The Launch of the London Edition of The Divvy Film Festival: Celebrating South Asian Cinema
Breakthrough films from South Asia to be screened at London’s ICA include Cannes Film Festival winner Payal Kapadia’s debut feature film A Night of Knowing Nothing, Iram Parveen Bilal’s Wakhri and Kannan Arunasalam’s Sri Lanka’s Rebel Wife
The Institute of Contemporary Arts (ICA) partners with Project Art Divvy to present Divvy Film Festival - a showcase of independent films from across South Asia and the diaspora, with filmmakers from Pakistan, India, Bangladesh, Afghanistan, Sri Lanka, and Nepal, at the ICA, Friday 5 - Sunday 7 July 2024.
Divvy Film Festival screens extraordinary South Asian films from a variety of genres. After running successfully in Pakistan for five years, the festival is proud to bring finely crafted films from South Asia to London. The 3-day program includes 41 films in a celebration of local and regional stories, carefully curated to create a thoughtful and immersive experience spanning films. Divvy Film Festival brings a range of cinema - by acclaimed directors as well as exciting new filmmakers, providing a platform to films not always accessible to international audiences outside of their home countries.
This festival includes full length feature films and short films, documentaries and fiction, on a multitude of themes delving into cultural traditions, friendships, loss, identity, myths, legends, environmental issues, romance, futuristic worlds. These stories capture the joy of ordinary and unexpected moments. They tap into experiences and memories within us and highlight the hero within us all.

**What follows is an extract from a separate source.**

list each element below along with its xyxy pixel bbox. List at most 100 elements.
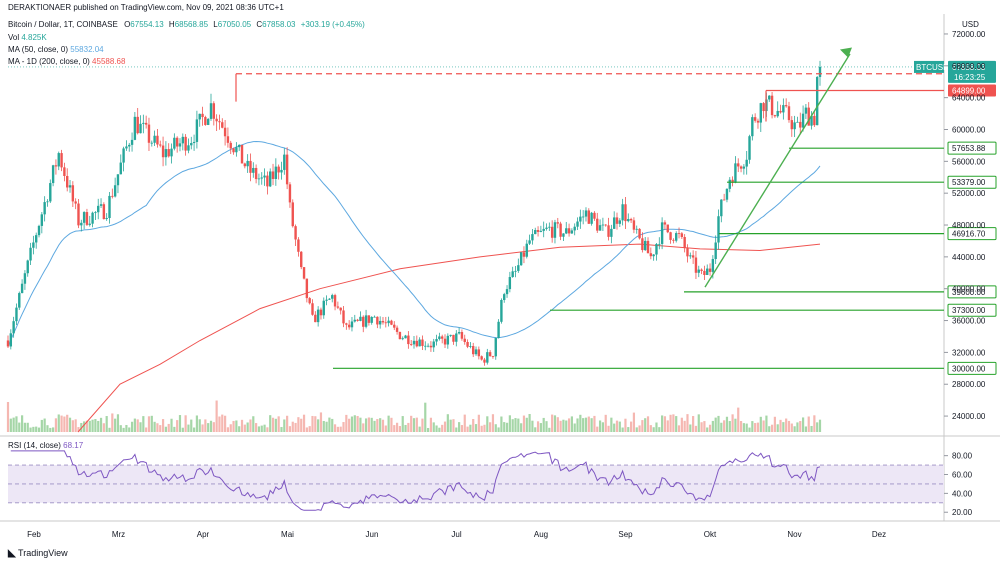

This year our program includes stories about extraordinary women in the face of resistance like Iram Parveen Bilal’s Wakhri and Kannan Arunasalam’s Sri Lanka’s Rebel Wife. It includes insightful social commentaries like Payal Kapadia’s debut feature film A Night of Knowing Nothing, Ruvin de Silva’s A State in Silence, Seemab Gul’s award winning Sandstorm, which premiered at Venice and Sundance film festivals and Abinash Bikram Shah’s Lori. There are poetic films about the state of the environment like Mahera Omar’s Even the Shore Drowns and Milaap by Marvi Mazhar, Abuzar Madhu and Zohaib Kazi. Films capture the incredible cultural heritage and beliefs prevalent in South Asia, Soch Video’s Legend of Pir Mangho and Shambhavi Kaul’s Slow Shift, taking us on a visual journey of Hampi.
Films take a look at family relationships in the face of adversity like Anya Raza’s On the Mountain and like Zarrar Kahn’s In Flames, which premiered at Cannes Film Festival, representing a mother daughter bond. Rajitha Hettiarachchi and Kavindu Sivaraj‘s Lifebuoy and Elham Ehsas’s Yellow celebrate carving out one’s own space and Roohi Kashfi’s B for Naoo and Suman Sen’s debut Oscar® Qualified short film The Silent Echo celebrate the joys of friendship. The films animate South Asia’s shared history like Puffball studios & Project Dastaan’s Rest in Paper and SeaBirds. They highlight quiet heroes like in Umar Riaz’s The After: A Chef’s Wish, the inspiring story of Chef Fatima Ali and her legacy and Ripan Kumar Das, Poster, about a struggling tutor.